Opinion

Wartime McCook deals with prejudice

Monday, December 10, 2001

The proposal of locating a Japanese interment camp near McCook was discussed in an editorial in the April 23, 1942, McCook Gazette. You can see by the accompanying ad of Joe Trimmer, that he was not happy with the prospect of such neighbors.

The War Department wanted to move some 125,000 Japanese from the Pacific coast country to the interior for the duration of the war. While they would be under careful guard, they wouldn't be under heavy guard and behind strong fences such as German or Italian prisoners of war. Thousands of these Japanese families were American-born or second generation who owned and farmed their own land on the West coast. Each Japanese family would occupy two acres from which they would produce their own living. "'Two acres to a family?' an anxious farmer inquired. 'You mean they will have to make a living on two acres of land?' Exactly, the government representative explained. 'Well, I'll be damned,' exclaimed the excited farmer. 'And I've been starving to death on a section.'" The editorial pointed out that the government was looking for enough land to take care of many of these Japanese and after the war, we (if we got the internment camp) would be left with "a garden spot of the thousands of acres of land which they would tend."

The editorial concluded, "There may be a lot of things not pleasant in the proposal to move the Japanese into the interior ... There are just as many objections to war itself, but it should be remembered that we do not ask for this war ... It was forced upon us.
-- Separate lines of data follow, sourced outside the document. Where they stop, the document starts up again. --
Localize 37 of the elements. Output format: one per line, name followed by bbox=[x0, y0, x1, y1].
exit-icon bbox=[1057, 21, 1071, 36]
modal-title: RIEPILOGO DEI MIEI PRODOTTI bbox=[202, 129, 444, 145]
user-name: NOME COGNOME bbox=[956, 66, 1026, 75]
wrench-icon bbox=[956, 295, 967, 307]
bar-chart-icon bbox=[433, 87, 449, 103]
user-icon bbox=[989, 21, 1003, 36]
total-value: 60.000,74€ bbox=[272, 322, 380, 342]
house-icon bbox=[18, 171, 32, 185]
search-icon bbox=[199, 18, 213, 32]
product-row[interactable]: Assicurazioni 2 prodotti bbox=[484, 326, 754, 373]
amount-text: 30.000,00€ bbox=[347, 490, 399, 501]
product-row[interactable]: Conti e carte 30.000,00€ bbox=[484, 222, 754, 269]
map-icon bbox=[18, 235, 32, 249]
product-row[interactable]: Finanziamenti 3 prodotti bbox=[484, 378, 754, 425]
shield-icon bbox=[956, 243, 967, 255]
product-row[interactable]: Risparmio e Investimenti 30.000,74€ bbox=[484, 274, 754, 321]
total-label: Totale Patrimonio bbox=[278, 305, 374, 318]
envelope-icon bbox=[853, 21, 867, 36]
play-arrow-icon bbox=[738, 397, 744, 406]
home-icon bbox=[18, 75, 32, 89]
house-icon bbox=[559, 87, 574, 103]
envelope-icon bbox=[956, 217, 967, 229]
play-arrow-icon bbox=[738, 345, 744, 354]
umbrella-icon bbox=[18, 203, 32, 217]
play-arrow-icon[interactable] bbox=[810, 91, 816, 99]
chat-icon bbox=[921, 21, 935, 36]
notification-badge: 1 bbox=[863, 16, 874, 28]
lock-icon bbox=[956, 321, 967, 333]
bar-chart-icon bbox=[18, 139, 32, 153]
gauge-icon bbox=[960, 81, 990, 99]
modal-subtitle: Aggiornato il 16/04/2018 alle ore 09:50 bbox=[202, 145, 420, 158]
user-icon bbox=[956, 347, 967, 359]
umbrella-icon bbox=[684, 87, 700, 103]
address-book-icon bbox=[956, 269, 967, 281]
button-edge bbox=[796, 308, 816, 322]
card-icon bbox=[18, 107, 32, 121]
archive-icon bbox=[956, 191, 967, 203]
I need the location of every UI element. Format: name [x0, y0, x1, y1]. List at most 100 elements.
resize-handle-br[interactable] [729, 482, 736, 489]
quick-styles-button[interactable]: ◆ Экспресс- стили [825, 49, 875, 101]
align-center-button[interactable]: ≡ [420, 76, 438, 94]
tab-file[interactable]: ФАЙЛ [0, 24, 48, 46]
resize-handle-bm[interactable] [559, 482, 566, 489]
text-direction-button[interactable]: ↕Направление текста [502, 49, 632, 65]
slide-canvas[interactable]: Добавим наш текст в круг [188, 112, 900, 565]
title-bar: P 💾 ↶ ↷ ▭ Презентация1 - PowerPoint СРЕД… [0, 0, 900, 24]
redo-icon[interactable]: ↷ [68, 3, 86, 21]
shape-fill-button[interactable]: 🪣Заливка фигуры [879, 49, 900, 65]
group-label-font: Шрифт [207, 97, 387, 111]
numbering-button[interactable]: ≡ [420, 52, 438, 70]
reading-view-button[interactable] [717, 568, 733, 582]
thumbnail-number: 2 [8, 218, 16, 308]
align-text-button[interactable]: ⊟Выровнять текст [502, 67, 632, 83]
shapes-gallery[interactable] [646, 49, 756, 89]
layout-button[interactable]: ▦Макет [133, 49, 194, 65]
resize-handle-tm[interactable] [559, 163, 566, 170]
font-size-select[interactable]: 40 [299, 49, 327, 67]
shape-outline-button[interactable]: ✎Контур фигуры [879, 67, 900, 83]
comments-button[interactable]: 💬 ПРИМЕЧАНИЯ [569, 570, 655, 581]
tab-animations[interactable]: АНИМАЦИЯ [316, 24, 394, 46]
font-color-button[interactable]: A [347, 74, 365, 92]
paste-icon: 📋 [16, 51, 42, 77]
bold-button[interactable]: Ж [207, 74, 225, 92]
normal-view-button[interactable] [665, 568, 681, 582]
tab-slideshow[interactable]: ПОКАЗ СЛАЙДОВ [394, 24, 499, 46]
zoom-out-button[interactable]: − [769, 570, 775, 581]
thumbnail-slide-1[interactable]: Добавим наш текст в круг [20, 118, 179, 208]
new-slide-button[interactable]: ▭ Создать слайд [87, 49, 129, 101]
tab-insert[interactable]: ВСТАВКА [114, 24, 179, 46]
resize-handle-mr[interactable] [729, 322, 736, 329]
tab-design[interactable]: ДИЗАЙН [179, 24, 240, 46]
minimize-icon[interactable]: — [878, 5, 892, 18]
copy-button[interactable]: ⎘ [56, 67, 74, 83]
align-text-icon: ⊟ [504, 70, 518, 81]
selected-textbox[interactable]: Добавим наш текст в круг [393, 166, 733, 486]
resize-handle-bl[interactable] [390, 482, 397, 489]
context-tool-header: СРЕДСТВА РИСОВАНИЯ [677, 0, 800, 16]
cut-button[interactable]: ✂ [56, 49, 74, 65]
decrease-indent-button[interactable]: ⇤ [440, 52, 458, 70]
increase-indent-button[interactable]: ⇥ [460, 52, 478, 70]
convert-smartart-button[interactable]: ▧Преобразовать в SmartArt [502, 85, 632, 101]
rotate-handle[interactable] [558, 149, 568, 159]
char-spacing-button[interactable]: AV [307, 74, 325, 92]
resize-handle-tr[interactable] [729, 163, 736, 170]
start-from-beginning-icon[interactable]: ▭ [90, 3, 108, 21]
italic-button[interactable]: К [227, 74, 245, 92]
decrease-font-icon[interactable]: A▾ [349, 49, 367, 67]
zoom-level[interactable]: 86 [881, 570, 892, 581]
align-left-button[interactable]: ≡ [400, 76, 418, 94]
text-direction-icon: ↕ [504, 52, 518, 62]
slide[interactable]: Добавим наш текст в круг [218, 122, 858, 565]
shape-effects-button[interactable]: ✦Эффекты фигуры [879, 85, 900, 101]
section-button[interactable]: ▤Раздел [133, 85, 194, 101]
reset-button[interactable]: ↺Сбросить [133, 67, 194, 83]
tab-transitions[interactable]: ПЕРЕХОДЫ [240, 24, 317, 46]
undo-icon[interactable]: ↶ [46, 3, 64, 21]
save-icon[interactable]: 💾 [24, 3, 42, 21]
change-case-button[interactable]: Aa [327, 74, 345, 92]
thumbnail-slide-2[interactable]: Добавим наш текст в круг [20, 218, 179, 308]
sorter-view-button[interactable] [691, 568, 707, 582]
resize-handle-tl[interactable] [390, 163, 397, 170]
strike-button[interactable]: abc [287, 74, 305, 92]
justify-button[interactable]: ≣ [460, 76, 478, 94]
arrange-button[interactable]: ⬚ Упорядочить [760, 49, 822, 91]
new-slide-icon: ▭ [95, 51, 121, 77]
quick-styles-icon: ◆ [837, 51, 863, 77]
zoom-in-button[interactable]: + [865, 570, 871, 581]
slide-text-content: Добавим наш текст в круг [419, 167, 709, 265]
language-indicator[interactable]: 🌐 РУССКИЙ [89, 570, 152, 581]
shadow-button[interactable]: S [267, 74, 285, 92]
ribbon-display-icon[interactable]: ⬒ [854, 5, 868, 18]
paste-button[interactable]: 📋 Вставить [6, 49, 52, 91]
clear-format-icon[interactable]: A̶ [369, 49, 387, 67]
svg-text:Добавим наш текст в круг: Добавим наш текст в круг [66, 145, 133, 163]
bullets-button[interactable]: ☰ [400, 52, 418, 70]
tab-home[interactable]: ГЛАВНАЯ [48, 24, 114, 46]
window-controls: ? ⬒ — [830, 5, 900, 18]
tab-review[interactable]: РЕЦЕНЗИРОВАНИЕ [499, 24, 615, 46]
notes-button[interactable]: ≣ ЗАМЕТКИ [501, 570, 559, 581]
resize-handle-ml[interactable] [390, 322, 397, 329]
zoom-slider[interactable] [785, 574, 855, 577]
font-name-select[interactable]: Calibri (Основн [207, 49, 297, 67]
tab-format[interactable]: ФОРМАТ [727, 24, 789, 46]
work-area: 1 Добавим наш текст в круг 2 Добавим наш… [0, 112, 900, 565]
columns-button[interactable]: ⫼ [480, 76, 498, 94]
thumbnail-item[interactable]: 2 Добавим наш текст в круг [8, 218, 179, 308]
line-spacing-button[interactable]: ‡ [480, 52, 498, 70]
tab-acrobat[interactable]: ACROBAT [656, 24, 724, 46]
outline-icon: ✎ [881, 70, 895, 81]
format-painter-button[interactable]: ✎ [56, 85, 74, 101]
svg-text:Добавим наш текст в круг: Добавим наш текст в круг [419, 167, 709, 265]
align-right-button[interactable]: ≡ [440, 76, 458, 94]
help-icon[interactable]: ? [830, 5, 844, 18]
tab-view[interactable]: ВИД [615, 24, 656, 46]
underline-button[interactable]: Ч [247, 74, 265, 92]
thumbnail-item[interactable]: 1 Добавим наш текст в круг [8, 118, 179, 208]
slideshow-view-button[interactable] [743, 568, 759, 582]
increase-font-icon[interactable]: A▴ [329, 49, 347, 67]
It must be remembered too, that American boys are prisoners in Japan and American mothers and fathers are anxious that they may be treated with as much consideration as are the Japanese interned in this country."

"The Bystander," in his Gazette column of April 25, 1942, commented, "A glance at history reveals that it cost millions to crown the emperor of Japan back in 1928. There are a lot of us today who'd be glad to crown the whole empire for nothing."

A related article was found on the sports page of the April 25th Gazette.

Local real estate man and a director in the Nebraska Real Estate association, Lyle A. Wiedman, released a letter he had received from the president of the association. The letter told of Greeley, Colorado's actions concerning Japanese from California who were coming to Greeley in droves to settle without restriction or regulation. His letter complained that, "one Jap wanted to buy eight farms." The Greeley real estate board had passed a resolution not to sell or rent any land or property to the Japanese and he thought Nebraska should follow suit.

The McCook Chamber of Commerce and the Republican Valley Conservation association disapproved of permitting Japanese to come into the state independently to purchase land but had gone on record as approving internment camps. "As pointed out by officers of both organizations, no one approves an influx of the Japanese unless they are concentrated in camps and under ample guard."

I can understand the emotion connected with the still fresh attack on Pearl Harbor at the time all this was taking place in April of 1942. I hope we've learned by now, though, that you can't lump a whole ethnic group into one enemy ... not the Japanese, the German nor the Middle Easterners. McCook, of course, did not have a Japanese population of any kind in 1942, but we did and still do, have a large population of German ancestry.

We were at war with Germany and Hitler as well as the Japanese. What did the editorials say about Germany? The editorial of April 28, 1942, talks about how Adolph Hitler was speaking at that time with a more somber voice. "Less than a year ago Hitler was telling the world that Germany would dominate the universe and warned that any and all who might seek to interfere would suffer annihilation ... For every bomb our enemies drop, Germany will drop 100 bombs ... For every German ship that is sunk, we will destroy three ships. But in Sunday's broadcast to the world, Hitler was not as cocky ... It was bomb for bomb Sunday, ship for ship and an eye for an eye. What will Hitler be saying to his people a year from last Sunday? And what will the German people be saying to Hitler?"

We didn't seem to hold all German people to blame in quite the same way we did the Japanese. There were complications for Germans in McCook though during World War II, though, and some restrictions.

In looking for another bit of information, I ran across some comments that Frank Morrison made at a meeting of the McCook Rotary club in January of 1944. Morrison appealed to the men to "consider the prospects for peace negotiation without revenge, lest rancor pave the way for future wars; for individual racial tolerance in America and for partisanship without prejudice."

In a similar vein George Norris had delivered a lecture at the University of Nebraska which was published as a small book titled "Peace Without Hate" in 1943.

Norris said, "Here on our own soil we have not gone through all the agony that war brings when war advances directly to the fireside. But we also have changed in our hearts and in our soul. We feel different here at home than we once did. There is not one pattern existing today that was in existence 20 years ago. We are less divided into classes, less conscious of those barriers that formerly existed between groups here in the United States. If we are to follow our own pretensions to any degree, proclaim the standards that we ourselves have heralded to the world, we will reach the conclusion at the peace table that we will not enslave our enemies but help them to their feet."

McCook has produced absolutely wonderful role models in times of war for our young people.